I’m a big fan of the Ripple Music family. They have been quietly (or loudly depending on your take on it) assembling a catalogue of artists who all share a love of retro sounding, ass kicking, bootie shaking rock and roll. Of course there is a case to shrug and say that everyone is doing the retro thing these days, but Ripple have artists like the UK’s Grifter, Washington’s Mos Generator and Dallas’ Mothership to name but a few, who have all delivered quality, fresh sounding music and in turn Ape Machine‘s recorded output has been no less impressive.
Having released three studio albums since 2010, culminating with 2013’s strong showing Mangled By The Machine, the band have forged a reputation for delivering solid, above par rock n roll action that plants one foot firmly in the heady seventies scene that inspired Led Zeppelin et al and the other in the modern age.

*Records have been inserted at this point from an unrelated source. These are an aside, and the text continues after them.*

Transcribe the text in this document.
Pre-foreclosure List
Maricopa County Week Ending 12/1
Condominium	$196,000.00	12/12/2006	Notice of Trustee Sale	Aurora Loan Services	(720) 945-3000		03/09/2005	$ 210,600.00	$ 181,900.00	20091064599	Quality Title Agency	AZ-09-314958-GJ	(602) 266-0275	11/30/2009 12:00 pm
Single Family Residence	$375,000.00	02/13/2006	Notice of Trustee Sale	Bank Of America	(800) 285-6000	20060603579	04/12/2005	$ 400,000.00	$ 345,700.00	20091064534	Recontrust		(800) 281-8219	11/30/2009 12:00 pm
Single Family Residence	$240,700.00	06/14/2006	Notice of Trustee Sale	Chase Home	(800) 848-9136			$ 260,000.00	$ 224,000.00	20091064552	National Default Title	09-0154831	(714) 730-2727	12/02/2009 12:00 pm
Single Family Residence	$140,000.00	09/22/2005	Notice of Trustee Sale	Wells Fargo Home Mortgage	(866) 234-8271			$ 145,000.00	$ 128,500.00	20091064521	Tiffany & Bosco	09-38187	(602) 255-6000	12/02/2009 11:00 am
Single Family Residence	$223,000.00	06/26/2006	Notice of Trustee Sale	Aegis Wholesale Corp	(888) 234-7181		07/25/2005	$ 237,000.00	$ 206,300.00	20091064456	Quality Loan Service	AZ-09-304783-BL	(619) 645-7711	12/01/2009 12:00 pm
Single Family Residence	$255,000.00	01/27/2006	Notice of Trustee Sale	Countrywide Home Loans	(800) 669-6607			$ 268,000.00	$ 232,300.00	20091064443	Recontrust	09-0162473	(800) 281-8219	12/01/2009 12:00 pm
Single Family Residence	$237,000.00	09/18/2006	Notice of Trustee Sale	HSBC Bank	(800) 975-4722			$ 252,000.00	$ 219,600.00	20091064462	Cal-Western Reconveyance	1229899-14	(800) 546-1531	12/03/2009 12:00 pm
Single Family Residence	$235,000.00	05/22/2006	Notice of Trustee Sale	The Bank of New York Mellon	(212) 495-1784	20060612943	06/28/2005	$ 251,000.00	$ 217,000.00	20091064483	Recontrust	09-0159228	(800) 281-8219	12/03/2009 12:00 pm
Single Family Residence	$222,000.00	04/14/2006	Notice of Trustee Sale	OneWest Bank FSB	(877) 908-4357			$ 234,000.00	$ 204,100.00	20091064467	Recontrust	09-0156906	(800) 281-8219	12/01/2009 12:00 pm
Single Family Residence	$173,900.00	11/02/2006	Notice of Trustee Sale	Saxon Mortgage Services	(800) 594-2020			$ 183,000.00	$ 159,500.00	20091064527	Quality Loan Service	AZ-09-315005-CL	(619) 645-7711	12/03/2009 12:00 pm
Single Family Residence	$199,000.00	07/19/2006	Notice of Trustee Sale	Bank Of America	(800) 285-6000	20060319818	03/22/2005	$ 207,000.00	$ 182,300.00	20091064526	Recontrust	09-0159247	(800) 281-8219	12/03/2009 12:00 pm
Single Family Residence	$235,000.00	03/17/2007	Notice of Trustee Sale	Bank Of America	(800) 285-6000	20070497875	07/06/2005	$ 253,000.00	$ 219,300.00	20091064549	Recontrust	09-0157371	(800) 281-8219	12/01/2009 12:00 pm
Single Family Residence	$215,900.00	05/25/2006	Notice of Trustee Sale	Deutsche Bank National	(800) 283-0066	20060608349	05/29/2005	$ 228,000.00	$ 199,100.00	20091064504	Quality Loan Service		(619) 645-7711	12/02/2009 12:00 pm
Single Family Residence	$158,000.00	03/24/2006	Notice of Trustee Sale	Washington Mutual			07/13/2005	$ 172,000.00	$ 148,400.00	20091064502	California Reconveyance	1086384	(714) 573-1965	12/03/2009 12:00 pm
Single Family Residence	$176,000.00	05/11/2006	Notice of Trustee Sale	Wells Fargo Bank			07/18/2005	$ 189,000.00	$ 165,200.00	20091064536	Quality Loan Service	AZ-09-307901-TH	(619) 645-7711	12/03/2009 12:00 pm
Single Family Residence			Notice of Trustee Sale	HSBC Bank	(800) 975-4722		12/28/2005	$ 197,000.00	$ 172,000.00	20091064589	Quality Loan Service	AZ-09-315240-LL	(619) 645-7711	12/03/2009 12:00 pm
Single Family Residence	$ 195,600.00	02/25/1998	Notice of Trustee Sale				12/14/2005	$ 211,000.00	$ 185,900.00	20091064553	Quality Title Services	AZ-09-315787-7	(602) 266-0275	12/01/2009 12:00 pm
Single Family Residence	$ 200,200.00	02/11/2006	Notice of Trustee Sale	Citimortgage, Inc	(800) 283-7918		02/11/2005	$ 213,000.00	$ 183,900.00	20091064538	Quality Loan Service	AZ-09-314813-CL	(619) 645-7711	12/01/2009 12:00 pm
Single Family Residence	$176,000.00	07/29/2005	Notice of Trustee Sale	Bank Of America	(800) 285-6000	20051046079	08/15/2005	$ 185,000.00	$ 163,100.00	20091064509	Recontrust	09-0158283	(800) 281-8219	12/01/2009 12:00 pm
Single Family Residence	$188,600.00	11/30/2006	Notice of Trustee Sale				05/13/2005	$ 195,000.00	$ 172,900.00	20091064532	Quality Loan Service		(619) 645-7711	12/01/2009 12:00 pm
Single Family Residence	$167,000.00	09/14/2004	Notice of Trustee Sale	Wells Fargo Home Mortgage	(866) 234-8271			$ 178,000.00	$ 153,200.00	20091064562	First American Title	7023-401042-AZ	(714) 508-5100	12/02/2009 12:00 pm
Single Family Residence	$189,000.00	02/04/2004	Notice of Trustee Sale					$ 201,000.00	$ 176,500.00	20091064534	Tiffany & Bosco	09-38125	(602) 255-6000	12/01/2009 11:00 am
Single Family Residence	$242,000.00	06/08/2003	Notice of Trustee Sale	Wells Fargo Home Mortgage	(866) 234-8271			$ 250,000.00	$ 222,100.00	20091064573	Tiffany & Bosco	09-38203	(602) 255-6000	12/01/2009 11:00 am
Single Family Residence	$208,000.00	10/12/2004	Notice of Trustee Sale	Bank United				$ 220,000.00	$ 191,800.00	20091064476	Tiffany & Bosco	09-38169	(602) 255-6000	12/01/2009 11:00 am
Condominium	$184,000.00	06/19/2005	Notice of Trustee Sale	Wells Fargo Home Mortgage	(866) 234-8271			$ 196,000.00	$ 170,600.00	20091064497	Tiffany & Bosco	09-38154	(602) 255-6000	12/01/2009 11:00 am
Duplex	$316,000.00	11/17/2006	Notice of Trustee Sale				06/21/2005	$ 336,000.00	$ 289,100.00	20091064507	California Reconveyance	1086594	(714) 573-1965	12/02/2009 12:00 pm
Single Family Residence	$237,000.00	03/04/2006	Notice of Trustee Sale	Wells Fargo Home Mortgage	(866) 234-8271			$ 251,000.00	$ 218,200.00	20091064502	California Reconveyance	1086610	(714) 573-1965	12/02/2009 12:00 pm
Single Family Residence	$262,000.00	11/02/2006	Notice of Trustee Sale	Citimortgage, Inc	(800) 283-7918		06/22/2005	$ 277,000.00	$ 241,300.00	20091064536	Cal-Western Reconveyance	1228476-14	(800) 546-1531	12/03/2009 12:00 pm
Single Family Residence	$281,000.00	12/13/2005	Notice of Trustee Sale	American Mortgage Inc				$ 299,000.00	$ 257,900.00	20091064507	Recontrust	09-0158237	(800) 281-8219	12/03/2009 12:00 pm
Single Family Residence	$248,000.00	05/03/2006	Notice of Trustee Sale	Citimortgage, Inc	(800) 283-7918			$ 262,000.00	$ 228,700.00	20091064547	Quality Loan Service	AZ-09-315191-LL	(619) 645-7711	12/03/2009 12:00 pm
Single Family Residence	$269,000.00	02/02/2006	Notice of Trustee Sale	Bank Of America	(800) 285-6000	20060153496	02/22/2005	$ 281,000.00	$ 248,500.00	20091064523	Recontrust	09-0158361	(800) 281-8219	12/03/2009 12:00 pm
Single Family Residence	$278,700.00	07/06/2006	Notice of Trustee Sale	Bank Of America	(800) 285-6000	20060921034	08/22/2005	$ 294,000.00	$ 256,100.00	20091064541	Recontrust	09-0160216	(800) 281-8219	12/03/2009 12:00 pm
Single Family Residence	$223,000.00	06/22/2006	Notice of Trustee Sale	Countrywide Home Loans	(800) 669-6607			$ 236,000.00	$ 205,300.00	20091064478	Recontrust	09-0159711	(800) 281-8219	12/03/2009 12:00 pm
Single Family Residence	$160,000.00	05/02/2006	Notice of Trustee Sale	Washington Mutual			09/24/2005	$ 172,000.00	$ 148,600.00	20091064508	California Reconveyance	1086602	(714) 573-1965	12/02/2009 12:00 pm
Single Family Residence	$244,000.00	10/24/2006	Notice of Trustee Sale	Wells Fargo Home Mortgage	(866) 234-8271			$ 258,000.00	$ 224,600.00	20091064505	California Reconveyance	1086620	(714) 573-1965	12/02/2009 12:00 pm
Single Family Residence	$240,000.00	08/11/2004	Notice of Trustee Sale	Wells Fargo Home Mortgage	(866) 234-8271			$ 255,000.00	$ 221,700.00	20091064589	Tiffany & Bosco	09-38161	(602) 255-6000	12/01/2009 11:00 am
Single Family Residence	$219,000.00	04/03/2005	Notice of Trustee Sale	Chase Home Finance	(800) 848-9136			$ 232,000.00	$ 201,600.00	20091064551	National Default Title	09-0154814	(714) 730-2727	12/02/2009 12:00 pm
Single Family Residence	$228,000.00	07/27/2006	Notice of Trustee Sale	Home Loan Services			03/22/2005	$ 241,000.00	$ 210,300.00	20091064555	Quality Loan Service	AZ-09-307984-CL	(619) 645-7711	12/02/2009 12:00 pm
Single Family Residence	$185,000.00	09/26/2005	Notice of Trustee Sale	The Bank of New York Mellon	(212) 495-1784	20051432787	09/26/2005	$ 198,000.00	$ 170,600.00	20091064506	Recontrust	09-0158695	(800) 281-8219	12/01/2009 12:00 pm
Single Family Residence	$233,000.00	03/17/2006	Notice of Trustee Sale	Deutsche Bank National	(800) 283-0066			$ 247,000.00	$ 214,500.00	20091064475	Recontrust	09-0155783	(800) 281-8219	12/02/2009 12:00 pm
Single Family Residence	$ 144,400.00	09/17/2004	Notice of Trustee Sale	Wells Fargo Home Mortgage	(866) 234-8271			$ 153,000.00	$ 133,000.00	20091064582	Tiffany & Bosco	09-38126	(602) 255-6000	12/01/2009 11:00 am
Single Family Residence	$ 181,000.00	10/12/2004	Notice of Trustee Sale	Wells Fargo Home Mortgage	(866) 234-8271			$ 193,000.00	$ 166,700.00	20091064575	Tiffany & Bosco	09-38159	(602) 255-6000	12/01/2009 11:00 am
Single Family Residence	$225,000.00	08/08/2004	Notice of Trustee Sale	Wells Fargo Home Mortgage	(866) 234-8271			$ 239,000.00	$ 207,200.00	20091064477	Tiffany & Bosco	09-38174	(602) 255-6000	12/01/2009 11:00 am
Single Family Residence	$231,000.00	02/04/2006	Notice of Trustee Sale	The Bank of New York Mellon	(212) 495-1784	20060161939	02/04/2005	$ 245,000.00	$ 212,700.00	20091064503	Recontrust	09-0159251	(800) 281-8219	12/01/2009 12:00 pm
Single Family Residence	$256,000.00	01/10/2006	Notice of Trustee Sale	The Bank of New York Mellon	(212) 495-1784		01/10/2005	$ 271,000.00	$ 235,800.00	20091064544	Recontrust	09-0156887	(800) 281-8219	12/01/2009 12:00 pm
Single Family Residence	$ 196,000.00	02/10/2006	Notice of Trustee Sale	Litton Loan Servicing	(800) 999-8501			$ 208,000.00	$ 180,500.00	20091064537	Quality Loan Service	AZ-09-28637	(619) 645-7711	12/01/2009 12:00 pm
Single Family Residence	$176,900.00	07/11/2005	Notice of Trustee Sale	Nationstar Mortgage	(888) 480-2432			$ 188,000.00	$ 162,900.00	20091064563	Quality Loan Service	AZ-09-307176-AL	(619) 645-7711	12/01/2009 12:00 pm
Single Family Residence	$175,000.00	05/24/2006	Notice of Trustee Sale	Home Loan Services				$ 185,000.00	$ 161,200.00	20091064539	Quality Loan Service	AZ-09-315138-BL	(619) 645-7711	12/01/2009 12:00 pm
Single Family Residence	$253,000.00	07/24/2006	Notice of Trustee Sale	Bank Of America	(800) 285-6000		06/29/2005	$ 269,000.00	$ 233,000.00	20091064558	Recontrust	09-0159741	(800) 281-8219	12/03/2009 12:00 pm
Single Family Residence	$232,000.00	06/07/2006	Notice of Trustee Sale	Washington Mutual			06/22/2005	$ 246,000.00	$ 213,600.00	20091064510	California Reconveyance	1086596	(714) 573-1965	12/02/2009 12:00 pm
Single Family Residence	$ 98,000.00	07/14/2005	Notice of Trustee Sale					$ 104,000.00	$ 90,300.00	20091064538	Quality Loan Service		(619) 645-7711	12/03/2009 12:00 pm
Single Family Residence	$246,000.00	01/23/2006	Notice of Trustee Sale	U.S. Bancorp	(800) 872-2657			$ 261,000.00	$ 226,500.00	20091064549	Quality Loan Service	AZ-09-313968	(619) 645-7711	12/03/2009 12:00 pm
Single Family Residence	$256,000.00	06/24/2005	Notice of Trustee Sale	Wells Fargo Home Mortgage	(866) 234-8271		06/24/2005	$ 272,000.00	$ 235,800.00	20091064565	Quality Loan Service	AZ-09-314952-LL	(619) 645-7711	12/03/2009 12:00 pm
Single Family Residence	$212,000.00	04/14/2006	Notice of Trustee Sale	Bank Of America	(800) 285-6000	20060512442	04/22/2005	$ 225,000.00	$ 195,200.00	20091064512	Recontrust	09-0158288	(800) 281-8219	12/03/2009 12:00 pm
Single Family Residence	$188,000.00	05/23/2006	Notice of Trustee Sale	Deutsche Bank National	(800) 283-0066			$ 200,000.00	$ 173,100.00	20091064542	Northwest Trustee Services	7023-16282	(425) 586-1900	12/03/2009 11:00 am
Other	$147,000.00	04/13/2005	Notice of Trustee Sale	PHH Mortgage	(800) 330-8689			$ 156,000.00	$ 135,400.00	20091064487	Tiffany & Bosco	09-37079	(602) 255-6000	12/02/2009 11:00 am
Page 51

A lazy comparison (which I’ll make anyway) would be Gentlemen’s Pistols, or a couple of their labels mates, but never the less Portland Oregon’s Ape Machine have become a decent live act and have the studio chops to back it up.
Weighted firmly towards material from their latest (and arguably strongest) release on paper Live At Freak Valleyhas all the ingredients for a triumphant set. And here is possibly the problem; I so wanted to love Live At Freak Valley, I really did, but it falls a little flat.
When you consider the staple of live albums, you think of the roar of the crowd when Dickinson cries, ‘Scream for me Long Beach’ on Iron Maiden’s classic Live After Death, the raw energy of Kiss Alive or Arya’s introductions on Decade Of Aggression. By contrast Live At Freak Valleyseems to have been drawn straight off the mixing desk, which makes for a good band sound, but has rendered a key component of the live album, the audience, little more than a muffled, occasional after thought in between songs, which is a crying shame.
The band themselves bristle with energy and passion, that much is evident, vocalist Caleb Heinze has a great voice as he easily demonstrates on The Sun and their cover of Black Knight is extremely fun despite the histrionic shrieking that heralds the end, it’s just a shame it is not exactly brimming with crowd interaction.
The band is tight and highlights like Strange Are The People and Gun You Down with it’s up tempo shift show the calibre of the material and the performers as Ian Watts on guitar, alternates between cutting a funky groove or a more driving hard rock edge, but it feels like you are listening to the band rehearse rather than getting the feeling of a room full of people going, ahem, Ape Shit.
Of the eleven song set, it serves as more of a ‘best of’ rather than an essential listen, Everybody Bleeds, Angry Man, Mangled By The Machineare here alongside the aforementioned Black Knight as well as ferocious opener Wear Me Out are all executed well, but I was hoping to feel the energy of the crowd, how it affected the performers and sadly it is not only lacking, but feels like a huge hole at times.
Naturally Ape Machine have come a long way in 6 years and recorded some great material – most of which is on display on Live At Freak Valley – so you can forgive them for concentrating on the quality they bring when performing that material live, but I’m not really sure it necessitated such an invested release.
One for the completist, a shame really as it feels like a missed opportunity.